Diabetes costs: 1 in every 10 healthcare dollars
The economic cost of diagnosed diabetes totaled $245 billion in 2012, according to an analysis by the American Diabetes Association. The 41 percent increase from 2007 costs was fueled by a spike in diabetes prevalence.
The report, published online March 6 in Diabetes Care, builds on previous analyses released in 2002 and 2007. Like its predecessors, the 2012 study used a prevalence-based approach to estimate medical costs with modifications to refine methodology when appropriate. The analysis used numerous data resources, the Cost of Diabetes Model, Census Bureau figures to estimate diabetes prevalence and Centers for Disease Control and Prevention mortality data. Cost estimates were presented in 2012 dollars.
The researchers determined that 22.3 million people in the U.S. have diagnosed diabetes, or 7 percent of the total population. The cost of diabetes in the U.S. totaled $245 billion, with 72 percent of that amount in direct healthcare expenditures and the remainder in lost and reduced productivity.

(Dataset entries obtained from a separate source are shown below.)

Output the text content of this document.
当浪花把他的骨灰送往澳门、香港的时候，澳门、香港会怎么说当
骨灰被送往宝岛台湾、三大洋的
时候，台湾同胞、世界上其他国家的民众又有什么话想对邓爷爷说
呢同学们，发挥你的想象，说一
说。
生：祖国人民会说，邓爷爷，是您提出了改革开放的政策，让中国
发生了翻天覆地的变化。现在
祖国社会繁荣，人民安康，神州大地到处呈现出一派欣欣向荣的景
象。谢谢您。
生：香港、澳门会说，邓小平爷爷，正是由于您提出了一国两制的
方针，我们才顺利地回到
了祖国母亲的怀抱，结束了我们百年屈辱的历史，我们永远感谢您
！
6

More than one of every 10 healthcare dollars is directly attributed to diabetes, according to the report.
The largest slice of medical costs went to hospital inpatient care, accounting for 43 percent of the total. Researchers estimated that 25.7 percent of a projected 168 million hospital inpatient days in 2012 were by people with diagnosed diabetes, with more than half of those days directly due to diabetes. Of a projected $475 billion in nationwide hospital inpatient care expenditures, $76 billion was directly attributed to diabetes.
“The number of hospital inpatient days incurred by people with diabetes and those that are attributable to their diabetes have both increased from the 2007 level by about 6 and 9 percent, respectively, although the national utilization of hospital inpatient care has decreased by about 10 percent from 186 million days in 2007 to 168 million days in 2012 based on the analysis of NIS [Nationwide Inpatient Sample] data,” the authors wrote.
Diabetes also was listed as the primary reason for 40 percent of hospital outpatient visits and one third of physician office visits.
Healthcare expenditures for people are 2.3 times higher than expenditures for those without diabetes, a multiple that is unchanged from 2007. That translates into $7,888 in excess expenditures per diabetic patient per year, the researchers calculated.
They also attributed 246,000 deaths in 2012 to diabetes, and in 30 percent of these deaths, diabetes was listed as the primary cause.
They pointed out that their estimates reflect only diagnosed diabetes. Undiagnosed diabetes was associated with an additional $18 billion in costs in 2007, while prediabetes may add another $25 billion to costs.
“On the surface it appears that the financial burden of diabetes falls primarily on insurers who pay a substantial portion of medical costs, employers who experience productivity loss, and the people with diabetes and their families who incur higher out-of-pocket medical costs and reduced earnings potential or employment opportunities,” they wrote. “Ultimately, though, the burden is passed along to all of society in the form of higher insurance premiums and taxes, reduced earnings, and reduced standard of living.”
Their estimates may be conservative because they fail to include the cost of over-the-counter medications, the cost of prevention programs and related administrative costs. They did not attempt to quantify intangible costs such as pain and suffering.